L’Unione Europea si è rivelata essere la principale fonte di finanziamenti per il clima a livello mondiale, impegnandosi, durante la conferenza delle parti, a stanziare più della metà degli investimenti iniziali per il fondo globale per le perdite e i danni, pari a oltre 400 milioni di euro.

A che punto siamo con la transizione sostenibile

Nonostante gli intenti siano positivi, le stime pubblicate a dicembre 2023 evidenziano però che siamo ancora all’inizio. Esiste un divario allarmante tra le attuali politiche e le azioni che sarebbero necessarie per evitare effetti catastrofici sul pianeta.

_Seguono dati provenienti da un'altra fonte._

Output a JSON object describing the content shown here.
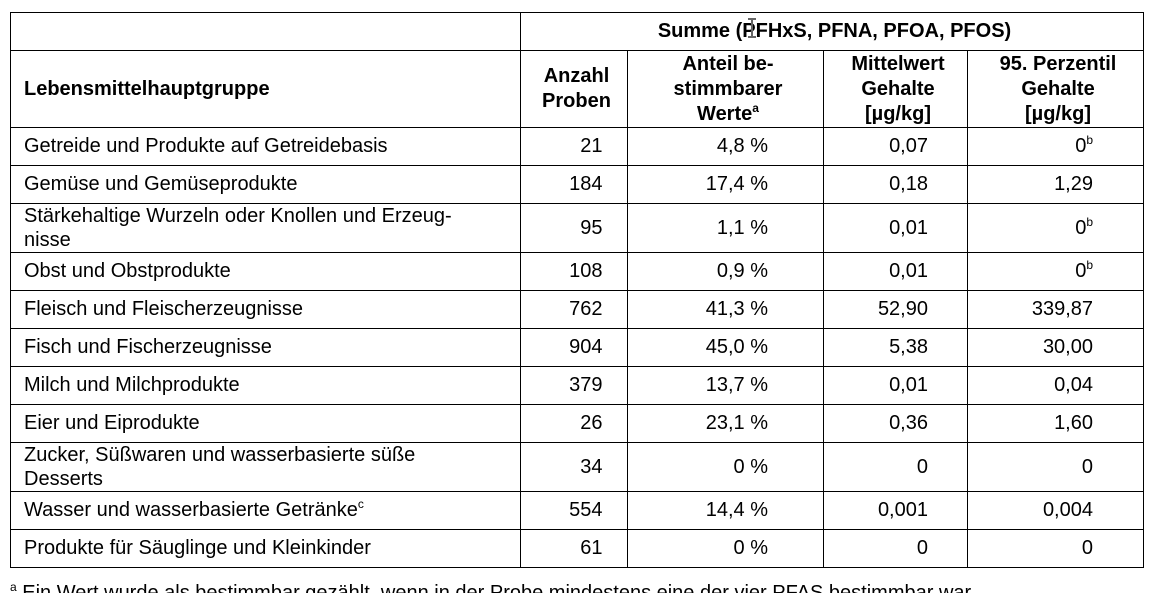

Con le attuali politiche, infatti, l’azione climatica internazionale coprirebbe solo il 35% delle emissioni globali al 2050 e appena il 20% al 2030.

A poco servirebbe quindi che tutti i Paesi raggiungessero i contributi determinati a livello nazionale (NDC) dagli accordi di Parigi del 2015, nonché gli obiettivi di contenimento delle emissioni da oggi al 2050, poiché l’umanità sembra comunque destinata a superare il target di 1,5° C stabilito di oltre 600 gigatonnellate di emissioni, dirigendosi verso il punto di non ritorno dei 2.5° C.

Sarebbe necessario arrivare a un cambiamento netto nella tendenza attuale, arrivando a una riduzione delle emissioni del 7% ogni anno fino al 2030.

Il mondo dovrà fare i conti con il fatto che i cambiamenti irreversibili del clima, innescati dall’inazione del passato, richiederanno costi ingenti in sforzi di adattamento, per questo è fondamentale che un’azione climatica venga intrapresa su più fronti, sia dai governi che dalle aziende.

Partendo da queste evidenze, Boston Consulting Group ha pubblicato lo studio Bold Measures to Close the Climate Action Gap, in collaborazione con il World Economic Forum, illustrando tutte le azioni che sia il settore pubblico che privato possono implementare per promuovere un cambiamento sistemico e tenere il
passo con esigenze climatiche sempre più urgenti.

Pubblico e privato: ecco come affrontare uniti il cambiamento climatico
Credits: BCG in collaborazione con WEF

Pubblico e privato: ecco come affrontare uniti il cambiamento climatico

Le istituzioni pubbliche, devono assicurarsi che il percorso green rispetti la tabella di marcia, imponendo misure drastiche dove necessario, per rientrare nei tempi e cercare così di contenere le emissioni.

Per riuscirci, i governi dovranno fissare obiettivi a breve termine – piuttosto che perseguirne pochi audaci sul lungo periodo – lavorando a negoziazioni globali più efficaci ed efficienti in ottica di tutela ambientale.
Dovrebbero inoltre applicare politiche più rigorose al cosiddetto “acquisto verde” o Green Public Procurement, ovvero uno strumento di politica ambientale che intende favorire lo sviluppo di un mercato di prodotti e servizi a ridotto impatto ambientale. Infatti, sebbene l’Unione Europea abbia sviluppato dei criteri per facilitare l’inclusione di aspetti green negli appalti pubblici e le politiche di acquisti pubblici verdi siano presenti in tutti gli Stati membri, rimane facoltà di ciascun Paese decidere se e in quale percentuale renderne obbligatoria l’applicabilità, che presenta dunque situazioni differenti a livello nazionale.

Anche il settore privato ha un ruolo fondamentale. Guardando alle prime 1000 aziende mondiali (per fatturato), solo queste possono avere un impatto su più di un quarto di tutte le emissioni globali decarbonizzando le proprie catene di fornitura, inoltre, mobilitando meno del 10% del proprio Capex per la conversione ad alternative verdi, potrebbero colmare l’intero gap di finanziamenti per il clima.
Le aziende possono avere un impatto importante anche al proprio esterno, per esempio decarbonizzando le catene di fornitura, chiedendo ai fornitori di fissare degli obiettivi di sostenibilità, impegnandosi in acquisti sostenibili e introducendo sul mercato un maggior numero di prodotti green, in aggiunta a quelli già presenti
nel proprio portafoglio.

Conclusioni

Queste sono solo alcune delle strategie attraverso cui il comparto potrebbe influenzare positivamente il panorama climatico globale, diventando veri e propri catalizzatori del
cambiamento da cui potrebbero partire una serie di collaborazioni tra settori nel privato e con il settore pubblico per condividere gli investimenti in nuove tecnologie green.